Bilim insanları CRISPR/Cas9 sisteminin bu özelliklerinden faydalanarak bir genom düzenleme yöntemi geliştirdi. DNA’nın istenilen bölgesini hedeflemek için CRISPR RNA (crRNA)’sı ve tracrRNA’dan oluşan bir tekli rehber RNA (sgRNA) elde ettiler. Ardından bu yapıya DNA’yı kesebilen Cas9 enzimini eklediler. Böylelikle DNA bir kez CRISPR/Cas9 aracılığıyla kesildiğinde araştırmacılar çalışılan hücrenin DNA tamir mekanizmasından yararlanarak genetik materyale parça ekleme – silme ya da halihazırda var olan bir segmenti çıkarma veya yenisini ekleme işlemlerini yapabildi.
CRISPR Bebekler Düşünüldüğü Gibi “Sağlıklı” Olacak mı?
İlk CRISPR bebeklerin ortaya çıkmasından sonra bilim insanları CCR5 gen mutasyonlarının insanlardaki etkileri üzerine yoğunlaştı. California Üniversitesi Berkeley Kampüsü’nden bir ekip İngiliz veritabanı UK Biobank’de bulunan dört yüz binden fazla genomu ve bunlarla ilişkili sağlık kayıtlarını taradılar.
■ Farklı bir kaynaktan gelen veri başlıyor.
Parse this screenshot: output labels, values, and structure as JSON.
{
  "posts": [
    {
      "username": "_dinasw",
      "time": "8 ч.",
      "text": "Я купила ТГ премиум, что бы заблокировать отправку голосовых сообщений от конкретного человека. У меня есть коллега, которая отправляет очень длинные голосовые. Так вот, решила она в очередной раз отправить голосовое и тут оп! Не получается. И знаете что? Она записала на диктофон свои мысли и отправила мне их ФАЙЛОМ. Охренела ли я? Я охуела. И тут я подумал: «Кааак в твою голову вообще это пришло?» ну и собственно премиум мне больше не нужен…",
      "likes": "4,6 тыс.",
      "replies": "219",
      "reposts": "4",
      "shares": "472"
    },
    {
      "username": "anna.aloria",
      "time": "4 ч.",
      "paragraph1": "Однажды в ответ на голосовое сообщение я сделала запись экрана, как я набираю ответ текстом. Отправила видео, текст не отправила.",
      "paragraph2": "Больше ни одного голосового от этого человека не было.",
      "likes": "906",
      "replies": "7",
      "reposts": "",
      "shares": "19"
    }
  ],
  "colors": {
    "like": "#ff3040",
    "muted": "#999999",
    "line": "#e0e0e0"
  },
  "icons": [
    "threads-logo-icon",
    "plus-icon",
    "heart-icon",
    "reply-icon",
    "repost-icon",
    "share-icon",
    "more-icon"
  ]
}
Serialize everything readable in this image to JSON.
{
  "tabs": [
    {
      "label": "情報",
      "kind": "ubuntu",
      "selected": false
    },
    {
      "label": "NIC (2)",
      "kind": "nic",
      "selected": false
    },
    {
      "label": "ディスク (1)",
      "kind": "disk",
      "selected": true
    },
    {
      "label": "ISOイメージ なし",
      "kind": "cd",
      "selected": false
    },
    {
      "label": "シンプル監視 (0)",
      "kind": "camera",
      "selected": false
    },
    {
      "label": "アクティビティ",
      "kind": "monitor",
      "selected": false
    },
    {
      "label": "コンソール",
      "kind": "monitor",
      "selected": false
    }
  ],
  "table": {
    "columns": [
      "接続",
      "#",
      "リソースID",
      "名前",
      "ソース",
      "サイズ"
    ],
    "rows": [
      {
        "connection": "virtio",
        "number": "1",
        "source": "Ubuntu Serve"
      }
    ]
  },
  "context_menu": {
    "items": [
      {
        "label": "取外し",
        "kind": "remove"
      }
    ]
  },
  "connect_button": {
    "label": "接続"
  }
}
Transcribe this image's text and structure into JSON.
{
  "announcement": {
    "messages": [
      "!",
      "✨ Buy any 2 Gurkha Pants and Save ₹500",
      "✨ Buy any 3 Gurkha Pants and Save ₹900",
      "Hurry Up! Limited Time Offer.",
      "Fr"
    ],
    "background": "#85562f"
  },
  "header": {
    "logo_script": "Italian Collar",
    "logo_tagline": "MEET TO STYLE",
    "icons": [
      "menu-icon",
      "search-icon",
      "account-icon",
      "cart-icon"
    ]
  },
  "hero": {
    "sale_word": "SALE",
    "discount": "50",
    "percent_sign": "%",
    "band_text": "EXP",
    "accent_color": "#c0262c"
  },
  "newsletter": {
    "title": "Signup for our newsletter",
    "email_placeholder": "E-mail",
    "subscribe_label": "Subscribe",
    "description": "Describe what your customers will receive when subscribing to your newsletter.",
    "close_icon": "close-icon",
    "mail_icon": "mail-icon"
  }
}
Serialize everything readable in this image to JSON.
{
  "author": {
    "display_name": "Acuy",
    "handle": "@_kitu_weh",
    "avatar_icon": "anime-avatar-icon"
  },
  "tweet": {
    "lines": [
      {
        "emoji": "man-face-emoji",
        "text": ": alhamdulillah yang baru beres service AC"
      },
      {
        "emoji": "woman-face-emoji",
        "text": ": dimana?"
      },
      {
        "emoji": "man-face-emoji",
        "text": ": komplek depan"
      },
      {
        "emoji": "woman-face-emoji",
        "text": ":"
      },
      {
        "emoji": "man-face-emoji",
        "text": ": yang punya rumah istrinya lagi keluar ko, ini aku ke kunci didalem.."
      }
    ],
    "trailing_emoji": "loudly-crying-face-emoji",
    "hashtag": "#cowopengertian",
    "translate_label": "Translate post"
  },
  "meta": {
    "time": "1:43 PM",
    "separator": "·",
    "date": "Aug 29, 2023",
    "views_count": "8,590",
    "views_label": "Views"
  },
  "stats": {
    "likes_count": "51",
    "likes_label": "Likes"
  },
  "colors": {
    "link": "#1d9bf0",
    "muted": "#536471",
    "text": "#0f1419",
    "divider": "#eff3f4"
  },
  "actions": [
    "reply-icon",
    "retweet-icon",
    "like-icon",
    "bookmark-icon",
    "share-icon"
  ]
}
Bunun sonucunda iki mutant CCR5 genine sahip olan bireylerin 41 ila 78 yaşları arasındaki ölüm oranlarının bir mutant CCR5 genine sahip olanlar ya da bu mutant gene hiç sahip olmayanlara göre önemli ölçüde artış gösterdiğini tespit ettiler.
Genin, CCR5, iki mutant kopyasına sahip olunmasıyla ilgili önceki çalışmalar influenza enfeksiyonundan sonra görülen ölüm oranlarını dört kat artırdığını gösteriyor. Fakat araştırmacılar her iki kopyanın da mutasyona uğradığı kişilerde CCR5 tarafından üretilen protein düzgün bir şekilde çalışmadığı için başka vücut fonksiyonlarını da etkileyebileceğini söylüyor.
“CRISPR bebeklerle ilgili birçok etik sorunun ötesinde, şu anki bilgimizle, etkilerini tam anlamıyla bilmediğimiz mutasyonlar oluşturmaya çalışmak hala çok tehlikeli,” diyor California Üniversitesi’nde bütünleştirici biyoloji profesörü olan Rasmus Nielsen. “Bu durumda, büyük ihtimalle insanlar böyle bir mutasyona sahip olmak istemeyeceklerdir. Çünkü bundan faydadan çok zarar görürsünüz,” diye de ekliyor.